In just a few weeks’ time, the refreshed Porsche 911 GT3 RS will be unveiled at Geneva. Its 4.0-liter naturally aspirated flat-six is slated to receive a power boost from 500 hp to around 520 hp. Aside from the GT3 and GT3 Touring Package, the rest of today’s 911 lineup is turbocharged. Question is, how much longer can this NA engine survive given increasing government-imposed fuel regulation standards? Australia’s Drive sat down with Dr. Frank-Steffen Walliser, Porsche’s head of GT motorsport and GT road cars, and the subject came up.
First off, Walliser made it clear, once again, the 911’s engine will remain where it is, “in the right place…it’s in the back.” There were some previous rumors Porsche was considering switching the 911 to a mid-engine setup, but we really never believed that. Now, given the current 991.2 911 has been turbocharged, save for the aforementioned variants, what are the NA flat-six’s long-term chances? “I would like to continue with it – it makes the car unique, it’s still a light engine,” Walliser said. “A normally aspirated engine still fits a sports car.
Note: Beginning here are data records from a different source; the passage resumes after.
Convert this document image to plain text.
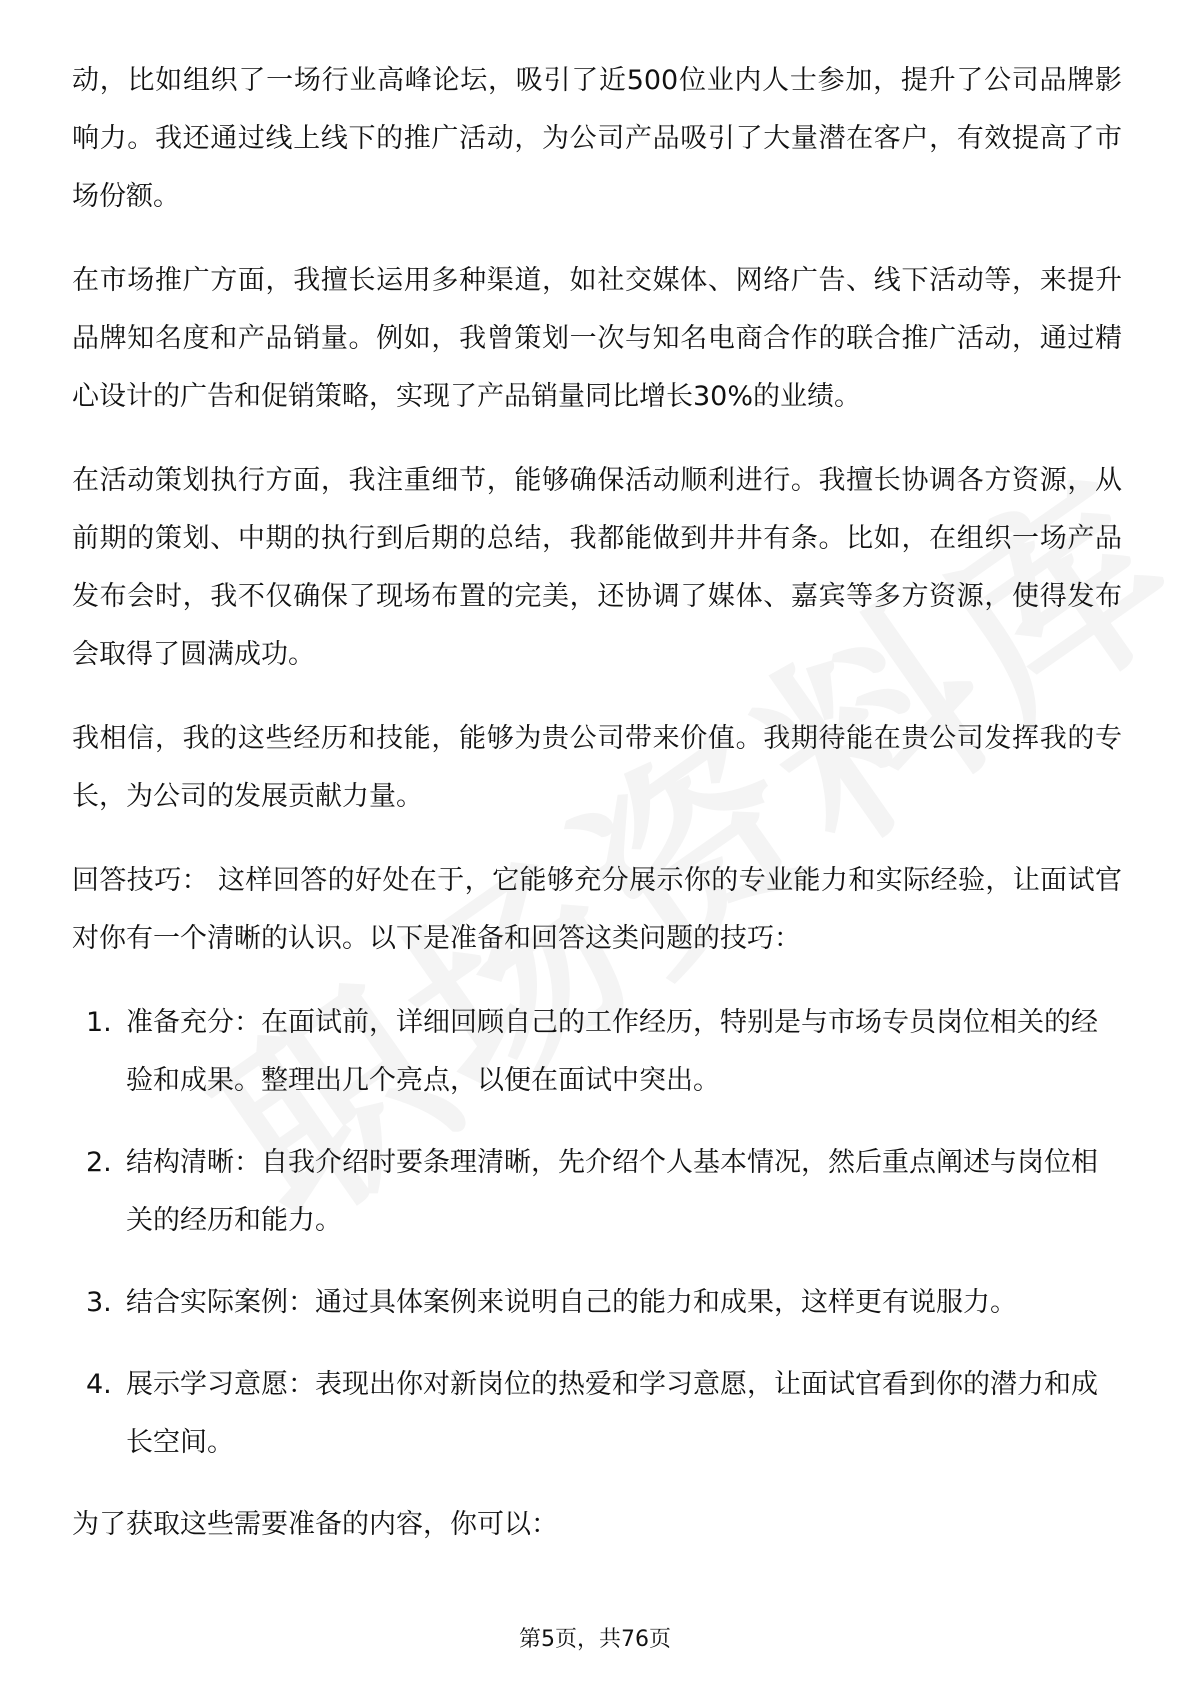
动，比如组织了一场行业高峰论坛，吸引了近500位业内人士参加，提升了公司品牌影响力。我还通过线上线下的推广活动，为公司产品吸引了大量潜在客户，有效提高了市场份额。

在市场推广方面，我擅长运用多种渠道，如社交媒体、网络广告、线下活动等，来提升品牌知名度和产品销量。例如，我曾策划一次与知名电商合作的联合推广活动，通过精心设计的广告和促销策略，实现了产品销量同比增长30%的业绩。

在活动策划执行方面，我注重细节，能够确保活动顺利进行。我擅长协调各方资源，从前期的策划、中期的执行到后期的总结，我都能做到井井有条。比如，在组织一场产品发布会时，我不仅确保了现场布置的完美，还协调了媒体、嘉宾等多方资源，使得发布会取得了圆满成功。

我相信，我的这些经历和技能，能够为贵公司带来价值。我期待能在贵公司发挥我的专长，为公司的发展贡献力量。

回答技巧： 这样回答的好处在于，它能够充分展示你的专业能力和实际经验，让面试官对你有一个清晰的认识。以下是准备和回答这类问题的技巧：

1. 准备充分：在面试前，详细回顾自己的工作经历，特别是与市场专员岗位相关的经验和成果。整理出几个亮点，以便在面试中突出。
2. 结构清晰：自我介绍时要条理清晰，先介绍个人基本情况，然后重点阐述与岗位相关的经历和能力。
3. 结合实际案例：通过具体案例来说明自己的能力和成果，这样更有说服力。
4. 展示学习意愿：表现出你对新岗位的热爱和学习意愿，让面试官看到你的潜力和成长空间。

为了获取这些需要准备的内容，你可以：

第5页，共76页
You cannot achieve the same with a turbocharged engine.” That’s all fine and good, but is Porsche committed to non-turbos? “As long as we can do it, we will do it.”
Another issue that’ll likely satisfy those 911 purists is the status of the six-speed manual transmission. According to Walliser, the 911 GT’s manual “matches very well” with the 9,000 rpm engine. In fact, 50 percent of US buyers, or one in four GT3s built for the rest of the world, opted for the manual over the PDK. Along with the refreshed 911 GT3 RS, we’ll also be seeing its engine in yet another Porsche high-performance machine, the new 718 Cayman GT4. It too will be making its debut appearance next month.